AWS Tutorial - Pushing Docker Image to AWS ECR error x509

Question

I'm working towards through the AWS Build a Modern Web Application project and have come across a problem at Module 2B part 1C (Confusing but will make sense if you go to the link).

Command used:

$ docker push muhammad.h.mughal.dkr.ecr.us-east-1.amazonaws.com/mythicalmysfits/service:latest

I can't seem to push the docker image I have created. The error reads:

    The push refers to repository [muhammad.h.mughal.dkr.ecr.us-east-1.amazonaws.com/mythicalmysfits/service]
Get https://muhammad.h.mughal.dkr.ecr.us-east-1.amazonaws.com/v2/: x509: certificate is valid for *.dkr.ecr.us-east-1.amazonaws.com, not muhammad.h.mughal.dkr.ecr.us-east-1.amazonaws.com

I thought it would be a simple task however I have been stuck on this for a while now and am reaching out. If you need more information please let me know.

Answer 1

You're getting this error because the name you're using for the repository, muhammad.h.mughal, has . periods in it.

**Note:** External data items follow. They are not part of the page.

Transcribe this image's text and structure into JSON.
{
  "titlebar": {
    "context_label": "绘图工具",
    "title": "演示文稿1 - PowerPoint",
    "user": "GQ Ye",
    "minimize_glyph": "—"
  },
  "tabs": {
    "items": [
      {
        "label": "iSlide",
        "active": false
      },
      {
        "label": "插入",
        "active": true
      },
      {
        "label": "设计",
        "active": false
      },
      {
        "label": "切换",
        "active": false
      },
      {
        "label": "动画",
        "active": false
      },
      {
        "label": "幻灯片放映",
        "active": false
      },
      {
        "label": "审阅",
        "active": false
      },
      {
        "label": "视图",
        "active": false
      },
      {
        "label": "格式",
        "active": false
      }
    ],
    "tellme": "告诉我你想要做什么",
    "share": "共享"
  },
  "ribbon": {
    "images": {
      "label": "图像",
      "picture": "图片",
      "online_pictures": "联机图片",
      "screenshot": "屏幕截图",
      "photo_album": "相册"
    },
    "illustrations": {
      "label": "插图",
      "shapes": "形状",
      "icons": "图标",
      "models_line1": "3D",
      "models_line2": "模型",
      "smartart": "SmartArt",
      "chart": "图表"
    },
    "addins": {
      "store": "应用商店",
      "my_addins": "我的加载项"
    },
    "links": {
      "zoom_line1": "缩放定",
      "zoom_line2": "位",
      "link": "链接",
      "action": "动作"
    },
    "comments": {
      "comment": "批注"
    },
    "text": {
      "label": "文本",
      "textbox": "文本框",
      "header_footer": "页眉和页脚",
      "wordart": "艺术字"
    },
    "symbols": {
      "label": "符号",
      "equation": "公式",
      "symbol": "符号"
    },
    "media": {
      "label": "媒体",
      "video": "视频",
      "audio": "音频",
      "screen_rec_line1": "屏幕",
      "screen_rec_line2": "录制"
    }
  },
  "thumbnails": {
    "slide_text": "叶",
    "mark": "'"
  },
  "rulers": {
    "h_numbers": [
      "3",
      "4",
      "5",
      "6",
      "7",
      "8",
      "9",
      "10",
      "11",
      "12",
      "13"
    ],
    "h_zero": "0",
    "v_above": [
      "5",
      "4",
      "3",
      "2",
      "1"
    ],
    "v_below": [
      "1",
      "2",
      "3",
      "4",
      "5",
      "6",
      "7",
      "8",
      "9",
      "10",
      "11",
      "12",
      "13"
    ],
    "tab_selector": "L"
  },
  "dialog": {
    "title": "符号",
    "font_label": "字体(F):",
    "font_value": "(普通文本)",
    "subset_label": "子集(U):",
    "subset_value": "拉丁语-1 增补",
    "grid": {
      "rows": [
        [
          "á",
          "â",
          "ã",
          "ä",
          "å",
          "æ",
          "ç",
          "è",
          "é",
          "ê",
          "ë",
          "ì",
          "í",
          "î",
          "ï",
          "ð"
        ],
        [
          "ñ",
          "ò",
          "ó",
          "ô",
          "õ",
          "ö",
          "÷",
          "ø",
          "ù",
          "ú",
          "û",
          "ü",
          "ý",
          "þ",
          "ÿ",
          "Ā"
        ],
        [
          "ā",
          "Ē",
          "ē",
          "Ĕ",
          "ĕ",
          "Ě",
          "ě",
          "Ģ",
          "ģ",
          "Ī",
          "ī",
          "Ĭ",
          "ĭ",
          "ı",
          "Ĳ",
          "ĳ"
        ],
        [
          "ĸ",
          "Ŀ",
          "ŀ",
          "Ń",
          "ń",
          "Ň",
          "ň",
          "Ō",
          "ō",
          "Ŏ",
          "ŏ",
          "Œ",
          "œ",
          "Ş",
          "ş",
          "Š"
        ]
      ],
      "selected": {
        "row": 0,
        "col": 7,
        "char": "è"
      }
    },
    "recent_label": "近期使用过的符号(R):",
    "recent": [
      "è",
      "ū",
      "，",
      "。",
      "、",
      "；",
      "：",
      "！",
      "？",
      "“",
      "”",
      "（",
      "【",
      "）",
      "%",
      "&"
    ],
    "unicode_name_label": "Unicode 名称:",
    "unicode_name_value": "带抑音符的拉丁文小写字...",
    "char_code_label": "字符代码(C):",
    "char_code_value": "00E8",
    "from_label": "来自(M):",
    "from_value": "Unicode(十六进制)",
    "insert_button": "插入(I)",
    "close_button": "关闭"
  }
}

You'll note the host you're referring to is muhammad.h.mughal.dkr.ecr.us-east-1.amazonaws.com but the certificate is for *.dkr.ecr.us-east-1.amazonaws.com. * in this context ( ssl certificate Common Names) matches only one domain component. By adding a . in your naming, you've inadvertently created a domain name with 3 domain components (muhammad,h,and mughal), invalidating ssl certificate of ECR.

The solution, though drastic, is simple - delete the repo. That name will never work correctly, and now is the time to start over.